9  Nextflow installation, pipeline arguments

This chapter provides instructions on downloading, installing, and configuring Nextflow. It also enumerates and describes each of the arguments that can be passed to the Nextflow pipeline.

9.1 Downloading, installing, and configuring Nextflow

Nextflow is a powerful and increasingly popular tool for orchestrating complex bioinformatic workflows. Users will need to install Nextflow on their local machine and on their cluster to work through the examples in this book. We encourage users to consult the extensive and high-quality Nextflow documentation for guidance on using Nextflow. Here, we briefly describe how to download, install, and configure Nextflow. Users should carry out the following sequence of steps twice: once on their local machine and once on their cluster.

9.1.1 Download and installation

  1. Install SDKMAN!, a system for installing and managing software.
terminal
curl -s "https://get.sdkman.io" | bash
  1. Close and open a new instance of terminal. Install Java. Nextflow requires a specific distribution of Java, which can be installed as follows.
terminal
sdk install java 17.0.6-amzn

If this fails, try the following instead.

terminal
sdk install java 17.0.6-tem

You can ensure that Java is installed via the following command.

terminal
java -version 

You should see something like the output below. Ensure that the version of Java (as printed on the first line of the output) is greater than or equal to 17.0.0. (Note: the minimum version of Java required by Nextflow may have increased since the time of writing.)

terminal
openjdk version "17.0.6" 2023-01-17 LTS
OpenJDK Runtime Environment Corretto-17.0.6.10.1 (build 17.0.6+10-LTS)
OpenJDK 64-Bit Server VM Corretto-17.0.6.10.1 (build 17.0.6+10-LTS, mixed mode, sharing)
  1. Create a directory in which to store the Nextflow executable. We create a directory called bin in our home directory for this purpose, although the Nextflow executable can be stored in any directory.
terminal
mkdir -p ~/bin
  1. Close and open a new instance of terminal. Change directories to ~/bin and intall the Nextflow binary.
terminal
cd ~/bin
wget -qO- https://get.nextflow.io | bash
# alternately: curl -s https://get.nextflow.io | bash

This creates a binary called nextflow in the current directory.

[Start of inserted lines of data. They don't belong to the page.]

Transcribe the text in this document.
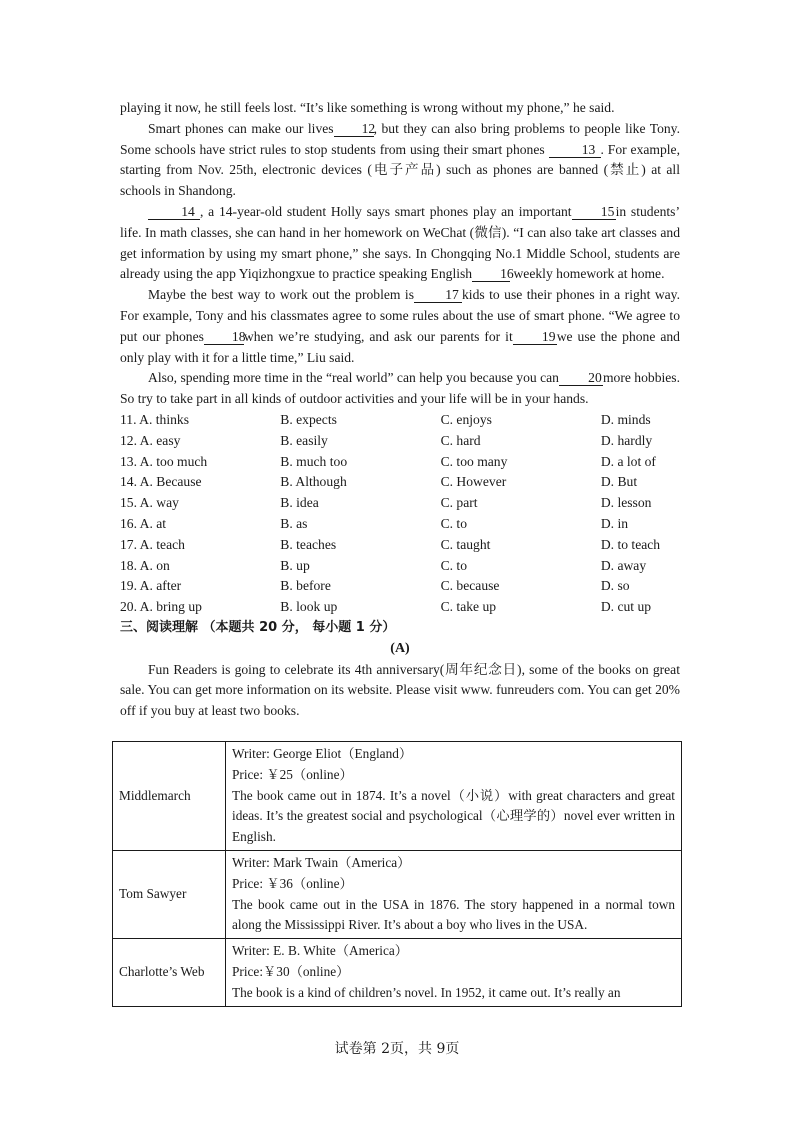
playing it now, he still feels lost. “It’s like something is wrong without my phone,” he said.

Smart phones can make our lives 12, but they can also bring problems to people like Tony. Some schools have strict rules to stop students from using their smart phones 13 . For example, starting from Nov. 25th, electronic devices (电子产品) such as phones are banned (禁止) at all schools in Shandong.

14 , a 14-year-old student Holly says smart phones play an important 15in students’ life. In math classes, she can hand in her homework on WeChat (微信). “I can also take art classes and get information by using my smart phone,” she says. In Chongqing No.1 Middle School, students are already using the app Yiqizhongxue to practice speaking English 16 weekly homework at home.

Maybe the best way to work out the problem is 17 kids to use their phones in a right way. For example, Tony and his classmates agree to some rules about the use of smart phone. “We agree to put our phones 18when we’re studying, and ask our parents for it 19we use the phone and only play with it for a little time,” Liu said.

Also, spending more time in the “real world” can help you because you can 20more hobbies. So try to take part in all kinds of outdoor activities and your life will be in your hands.

11. A. thinks	B. expects	C. enjoys	D. minds
12. A. easy	B. easily	C. hard	D. hardly
13. A. too much	B. much too	C. too many	D. a lot of
14. A. Because	B. Although	C. However	D. But
15. A. way	B. idea	C. part	D. lesson
16. A. at	B. as	C. to	D. in
17. A. teach	B. teaches	C. taught	D. to teach
18. A. on	B. up	C. to	D. away
19. A. after	B. before	C. because	D. so
20. A. bring up	B. look up	C. take up	D. cut up

三、阅读理解 （本题共 20 分， 每小题 1 分）

(A)

Fun Readers is going to celebrate its 4th anniversary(周年纪念日), some of the books on great sale. You can get more information on its website. Please visit www. funreuders com. You can get 20% off if you buy at least two books.

Middlemarch	Writer: George Eliot（England）
Price: ￥25（online）
The book came out in 1874. It’s a novel（小说）with great characters and great ideas. It’s the greatest social and psychological（心理学的）novel ever written in English.

Tom Sawyer	Writer: Mark Twain（America）
Price: ￥36（online）
The book came out in the USA in 1876. The story happened in a normal town along the Mississippi River. It’s about a boy who lives in the USA.

Charlotte’s Web	Writer: E. B. White（America）
Price:￥30（online）
The book is a kind of children’s novel. In 1952, it came out. It’s really an
试卷第 2页，共 9页
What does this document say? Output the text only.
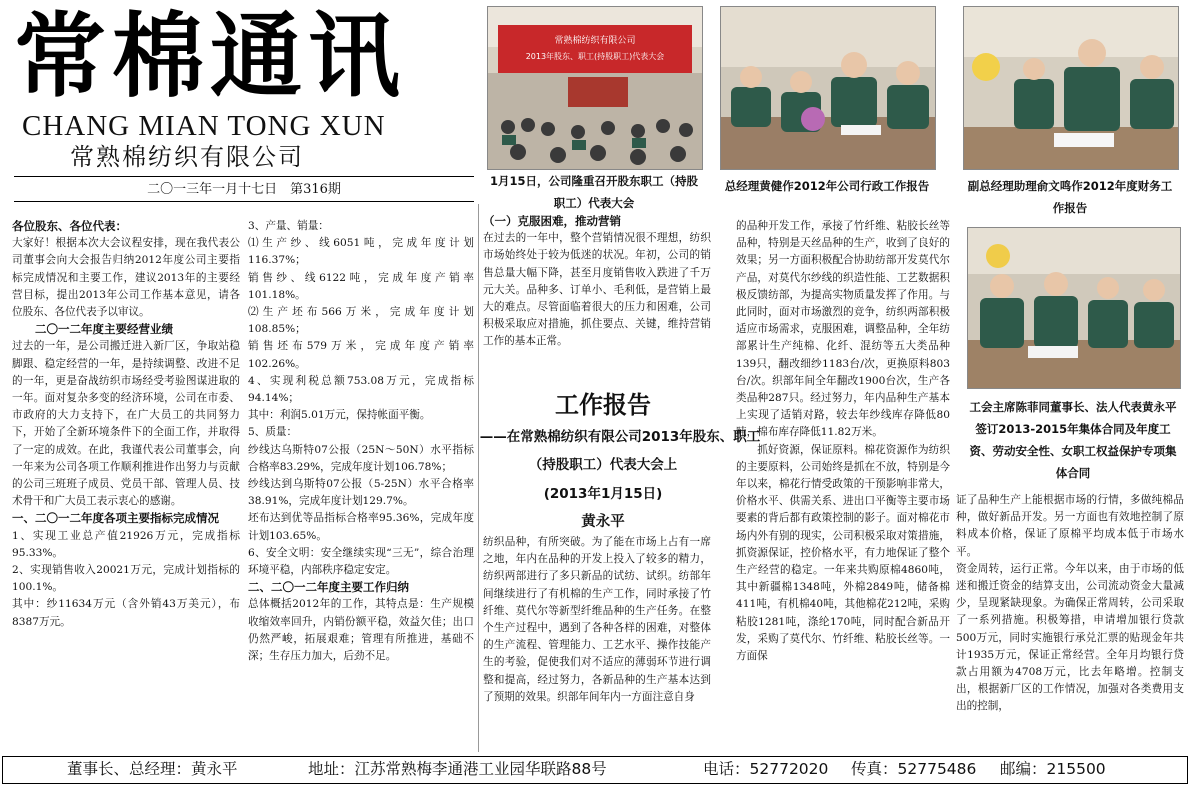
常棉通讯
CHANG MIAN TONG XUN
常熟棉纺织有限公司
二〇一三年一月十七日　第316期
常熟棉纺织有限公司
2013年股东、职工(持股职工)代表大会
1月15日，公司隆重召开股东职工（持股职工）代表大会
总经理黄健作2012年公司行政工作报告	副总经理助理俞文鸣作2012年度财务工作报告
工会主席陈菲同董事长、法人代表黄永平签订2013-2015年集体合同及年度工资、劳动安全性、女职工权益保护专项集体合同

各位股东、各位代表：

大家好！根据本次大会议程安排，现在我代表公司董事会向大会报告归纳2012年度公司主要指标完成情况和主要工作，建议2013年的主要经营目标，提出2013年公司工作基本意见，请各位股东、各位代表予以审议。

二〇一二年度主要经营业绩

过去的一年，是公司搬迁进入新厂区，争取站稳脚跟、稳定经营的一年，是持续调整、改进不足的一年，更是奋战纺织市场经受考验图谋进取的一年。面对复杂多变的经济环境，公司在市委、市政府的大力支持下，在广大员工的共同努力下，开始了全新环境条件下的全面工作，并取得了一定的成效。在此，我谨代表公司董事会，向一年来为公司各项工作顺利推进作出努力与贡献的公司三班班子成员、党员干部、管理人员、技术骨干和广大员工表示衷心的感谢。

一、二〇一二年度各项主要指标完成情况

1、实现工业总产值21926万元，完成指标95.33%。

2、实现销售收入20021万元，完成计划指标的100.1%。

其中：纱11634万元（含外销43万美元），布8387万元。

3、产量、销量：

⑴生产纱、线6051吨，完成年度计划116.37%；

销售纱、线6122吨，完成年度产销率101.18%。

⑵生产坯布566万米，完成年度计划108.85%；

销售坯布579万米，完成年度产销率102.26%。

4、实现利税总额753.08万元，完成指标94.14%；

其中：利润5.01万元，保持帐面平衡。

5、质量：

纱线达乌斯特07公报（25N～50N）水平指标合格率83.29%，完成年度计划106.78%；

纱线达到乌斯特07公报（5-25N）水平合格率38.91%，完成年度计划129.7%。

坯布达到优等品指标合格率95.36%，完成年度计划103.65%。

6、安全文明：安全继续实现“三无”，综合治理环境平稳，内部秩序稳定安定。

二、二〇一二年度主要工作归纳

总体概括2012年的工作，其特点是：生产规模收缩效率回升，内销份额平稳，效益欠佳；出口仍然严峻，拓展艰难；管理有所推进，基础不深；生存压力加大，后劲不足。

（一）克服困难，推动营销

在过去的一年中，整个营销情况很不理想，纺织市场始终处于较为低迷的状况。年初，公司的销售总量大幅下降，甚至月度销售收入跌进了千万元大关。品种多、订单小、毛利低，是营销上最大的难点。尽管面临着很大的压力和困难，公司积极采取应对措施，抓住要点、关键，维持营销工作的基本正常。

工作报告
——在常熟棉纺织有限公司2013年股东、职工
（持股职工）代表大会上
(2013年1月15日)
黄永平

纺织品种，有所突破。为了能在市场上占有一席之地，年内在品种的开发上投入了较多的精力，纺织两部进行了多只新品的试纺、试织。纺部年间继续进行了有机棉的生产工作，同时承接了竹纤维、莫代尔等新型纤维品种的生产任务。在整个生产过程中，遇到了各种各样的困难，对整体的生产流程、管理能力、工艺水平、操作技能产生的考验，促使我们对不适应的薄弱环节进行调整和提高，经过努力，各新品种的生产基本达到了预期的效果。织部年间年内一方面注意自身

的品种开发工作，承接了竹纤维、粘胶长丝等品种，特别是天丝品种的生产，收到了良好的效果；另一方面积极配合协助纺部开发莫代尔产品，对莫代尔纱线的织造性能、工艺数据积极反馈纺部，为提高实物质量发挥了作用。与此同时，面对市场激烈的竞争，纺织两部积极适应市场需求，克服困难，调整品种，全年纺部累计生产纯棉、化纤、混纺等五大类品种139只，翻改细纱1183台/次，更换原料803台/次。织部年间全年翻改1900台次，生产各类品种287只。经过努力，年内品种生产基本上实现了适销对路，较去年纱线库存降低80吨，棉布库存降低11.82万米。

抓好资源，保证原料。棉花资源作为纺织的主要原料，公司始终是抓在不放，特别是今年以来，棉花行情受政策的干预影响非常大，价格水平、供需关系、进出口平衡等主要市场要素的背后都有政策控制的影子。面对棉花市场内外有别的现实，公司积极采取对策措施，抓资源保证，控价格水平，有力地保证了整个生产经营的稳定。一年来共购原棉4860吨，其中新疆棉1348吨，外棉2849吨，储备棉411吨，有机棉40吨，其他棉花212吨，采购粘胶1281吨，涤纶170吨，同时配合新品开发，采购了莫代尔、竹纤维、粘胶长丝等。一方面保

证了品种生产上能根据市场的行情，多做纯棉品种，做好新品开发。另一方面也有效地控制了原料成本价格，保证了原棉平均成本低于市场水平。

资金周转，运行正常。今年以来，由于市场的低迷和搬迁资金的结算支出，公司流动资金大量减少，呈现紧缺现象。为确保正常周转，公司采取了一系列措施。积极筹措，申请增加银行贷款500万元，同时实施银行承兑汇票的贴现金年共计1935万元，保证正常经营。全年月均银行贷款占用额为4708万元，比去年略增。控制支出，根据新厂区的工作情况，加强对各类费用支出的控制，

董事长、总经理：黄永平	地址：江苏常熟梅李通港工业园华联路88号	电话：52772020 传真：52775486 邮编：215500
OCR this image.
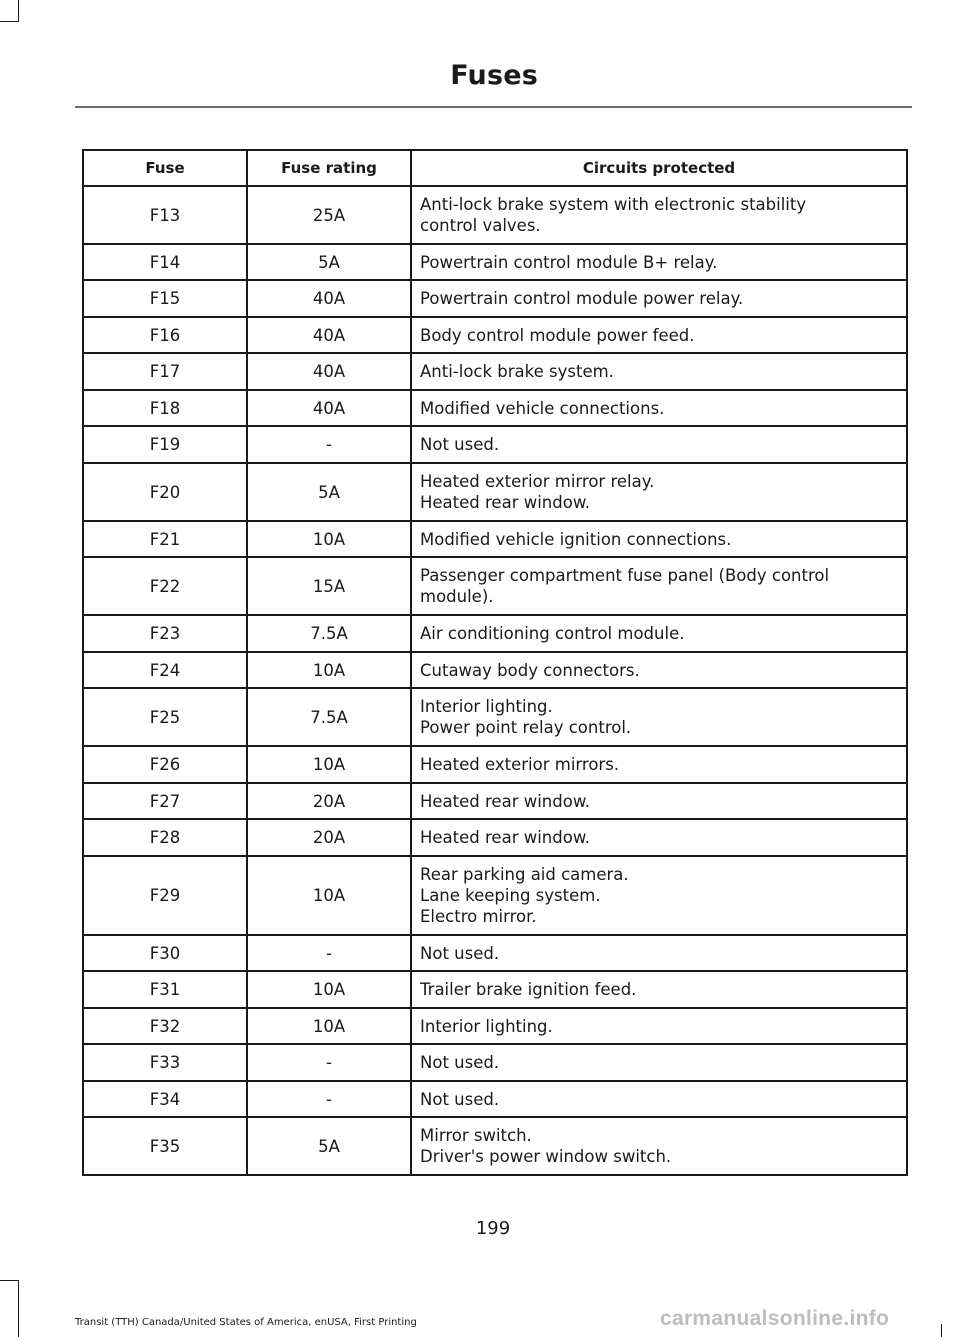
Fuses
Fuse	Fuse rating	Circuits protected
F13	25A	Anti-lock brake system with electronic stability
control valves.
F14	5A	Powertrain control module B+ relay.
F15	40A	Powertrain control module power relay.
F16	40A	Body control module power feed.
F17	40A	Anti-lock brake system.
F18	40A	Modified vehicle connections.
F19	-	Not used.
F20	5A	Heated exterior mirror relay.
Heated rear window.
F21	10A	Modified vehicle ignition connections.
F22	15A	Passenger compartment fuse panel (Body control
module).
F23	7.5A	Air conditioning control module.
F24	10A	Cutaway body connectors.
F25	7.5A	Interior lighting.
Power point relay control.
F26	10A	Heated exterior mirrors.
F27	20A	Heated rear window.
F28	20A	Heated rear window.
F29	10A	Rear parking aid camera.
Lane keeping system.
Electro mirror.
F30	-	Not used.
F31	10A	Trailer brake ignition feed.
F32	10A	Interior lighting.
F33	-	Not used.
F34	-	Not used.
F35	5A	Mirror switch.
Driver's power window switch.
199
Transit (TTH) Canada/United States of America, enUSA, First Printing	carmanualsonline.info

  1. Make the nextflow binary an executable by running the following command.
terminal
chmod +x nextflow

(Note: The installed binary may already be executable; in this case chmod does nothing.)

  1. Add nextflow to your linux path. One way to do this is as follows. First, open .bash_profile (via, for example, nano ~/.bash_profile). Next, add the following line to .bash_profile: export PATH="~/bin/:$PATH". Finally, save .bash_profile, close the terminal, and open a new terminal. When you enter nextflow -version on the command line, you should see an output similar to the following.
terminal
N E X T F L O W
version 23.10.1 build 5891
created 12-01-2024 22:01 UTC (17:01 EDT)
cite doi:10.1038/nbt.3820
http://nextflow.io

This indicates that Nextflow has been installed successfully.

9.1.2 Configuration

Nextflow should work without further configuration on a local machine. Configuring Nextflow to run on a cluster is somewhat more involved. First, create a Nextflow config file, which is a file that specifies how Nextflow is to interact with the scheduler on your cluster.

terminal, cluster
touch ~/.nextflow/config

The following is an example of a basic Nextflow config file.

~/.nextflow/config
process.executor = 'sge' # or 'slurm', etc.
executor.queueSize = 100
executor.submitRateLimit = '25 sec'
workDir = 'path/to/directory/work'
process.queue = 'name of queue'

process.executor specifies the type of scheduler that your cluster uses. Options include 'sge' for a Sun Grid Engine (i.e., qsub-based) scheduler and 'slurm' for a SLURM (i.e., sbatch-based) scheduler. Next, executor.queueSize specifies the maximum number of jobs that can be queued simultaneously. Moreover, executor.submitRateLimit specifies the maximum number of jobs that can be submitted per unit time to the scheduler. For example, '25 sec' limits the submission rate to 25 jobs per second. Additionally, workDir is a file path to the “work” directory, which is a directory that stores intermediate files. It is reasonable to create the “work” directory as a subdirectory of the dedicated “data” directory on your cluster. Finally, it may be necessary to specify a the name of a queue (or partition) in which to run the jobs via the process.queue option.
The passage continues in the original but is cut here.